Menyimak dinamika Pancasila semenjak 18 Agustus 1945 sampai era reformasi, Pancasila belum mendapatkan tempat yang tepat dan strategis dalam proses kehidupan berbangsa dan bernegara.

Dalam kehidupan berbangsa, Pancasila yang nilai-nilainya digali dari kehidupan masyarakat nusantara mulai dari Sabang sampai Merauke menjadi asing dari locus sosial-kulturalnya. Sebagaimana juga berlaku dalam kehidupan bernegara, Pancasila sejatinya menjadi guidance politik, hukum, dan kepemimpinan nasional.

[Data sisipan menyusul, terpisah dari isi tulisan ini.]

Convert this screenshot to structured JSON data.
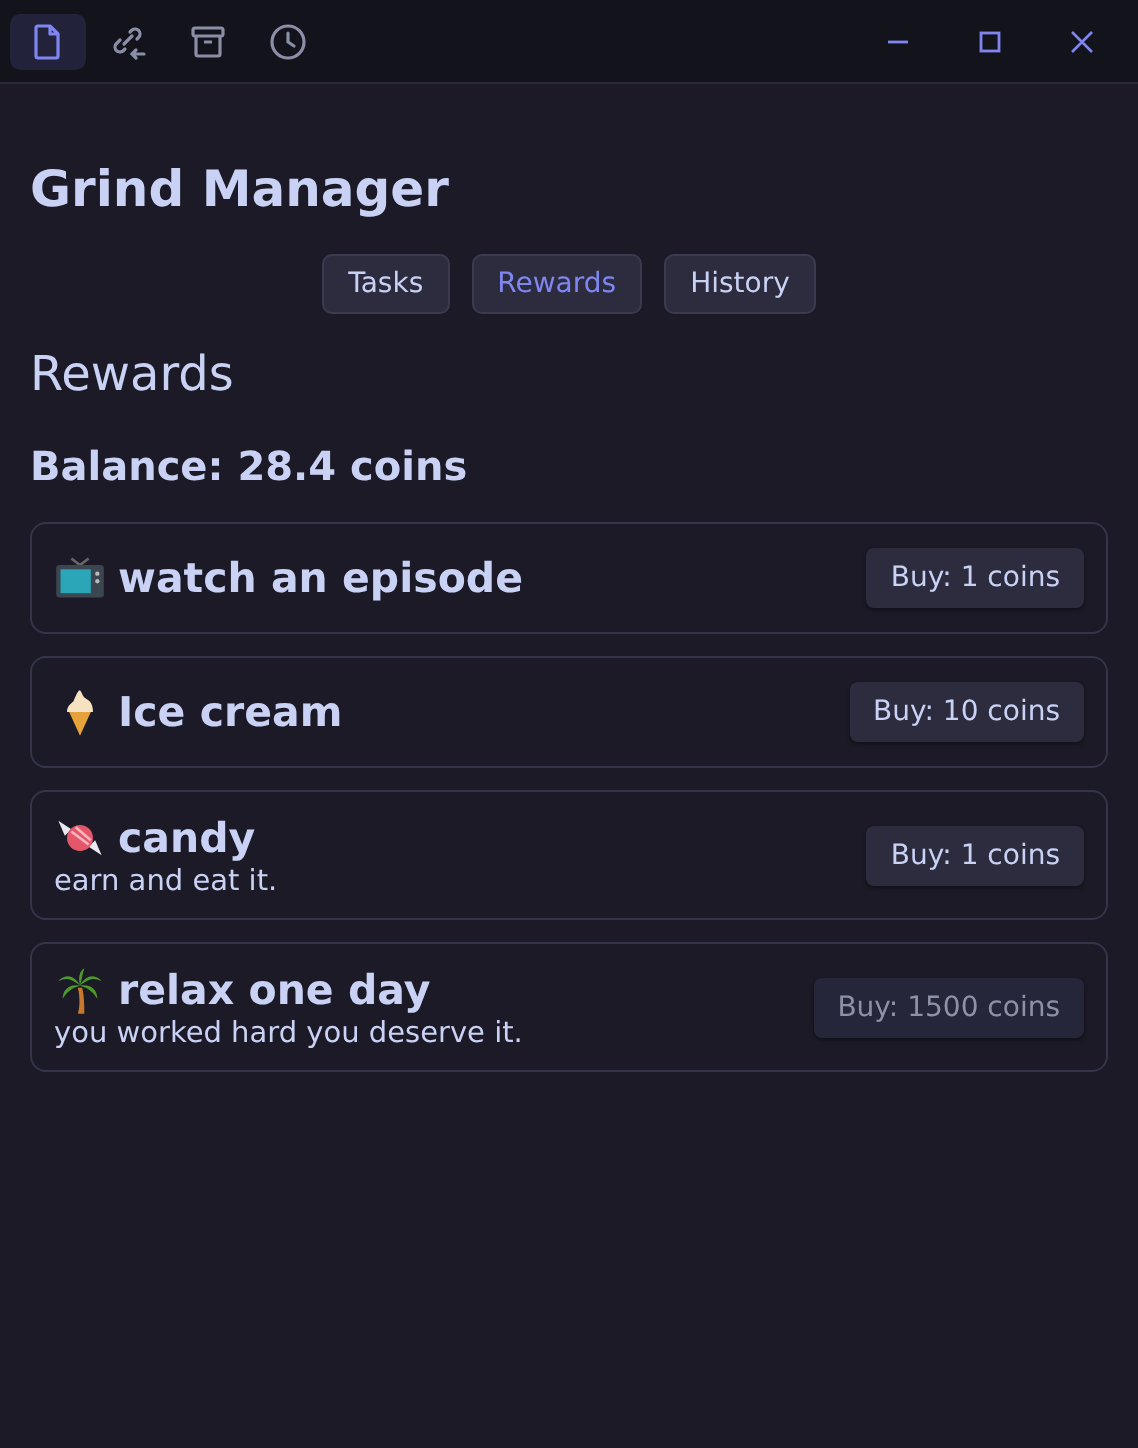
{
  "toolbar": {
    "items": [
      {
        "kind": "file",
        "selected": true
      },
      {
        "kind": "link",
        "selected": false
      },
      {
        "kind": "archive",
        "selected": false
      },
      {
        "kind": "clock",
        "selected": false
      }
    ]
  },
  "title": "Grind Manager",
  "tabs": [
    {
      "label": "Tasks",
      "selected": false
    },
    {
      "label": "Rewards",
      "selected": true
    },
    {
      "label": "History",
      "selected": false
    }
  ],
  "section_title": "Rewards",
  "balance": "Balance: 28.4 coins",
  "rewards": [
    {
      "kind": "tv",
      "name": "watch an episode",
      "button": "Buy: 1 coins",
      "disabled": false
    },
    {
      "kind": "ice_cream",
      "name": "Ice cream",
      "button": "Buy: 10 coins",
      "disabled": false
    },
    {
      "kind": "candy",
      "name": "candy",
      "description": "earn and eat it.",
      "button": "Buy: 1 coins",
      "disabled": false
    },
    {
      "kind": "palm",
      "name": "relax one day",
      "description": "you worked hard you deserve it.",
      "button": "Buy: 1500 coins",
      "disabled": true
    }
  ]
}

Rezim Orde Lama terjebak dalam pencarian identitas Pancasila kepada perilaku inskonsisten dalam menerapkan Pancasila. Dideklirkannya Nasakom menunjukkan bagaimana Pancasila dianggap gagal memayungi politik sosialisme yang menjadi gagasan Soekarno, sehingga Partai Komunis Indonesia (PKI) yang memiliki ideologi sosialis-marxisme dan anti Tuhan dibiarkan. Bahkan di dukung oleh Soekarno untuk memperkuat keberlangsungan perjuangan revolusinya. Karena, demokrasi yang dinyatakan ternyata gagal memperjuangkan sosialis-marhainisme.

Rezim Orde Baru melalui kebijakan Tafsir Tunggal melalui Pedoman Penghayatan dan Pengamalan Pancasila (P4) dengan butir-butir Pancasila serta Asas Tunggal Pancasila bagi seluruh Ormas dan Partai Politik, mengerangkeng Pancasila dalam cengkeraman kekuasaan. Masyarakat dipaksa menerima kebenaran yang dibuat negara, dengan harapan tujuan pembangunan nasional dapat terwujud sesuai dengan cita-cita Orde Baru.

Paska reformasi 1998, Habibie terus mendengungkan konsistensi ber-Pancasila, namun kalah oleh lantangnya suara semangat reformasi yang trauma dengan jargon Pancasila. Barulah kemudian di masa SBY dan Taufik Kemas selaku Ketua MPR, melaui gerakan Empat Pilar Pancasila “dirumahkan” dalam semangat kontinum Pancasila, Bhineka Tunggal Ika, UUD 1945, dan NKRI.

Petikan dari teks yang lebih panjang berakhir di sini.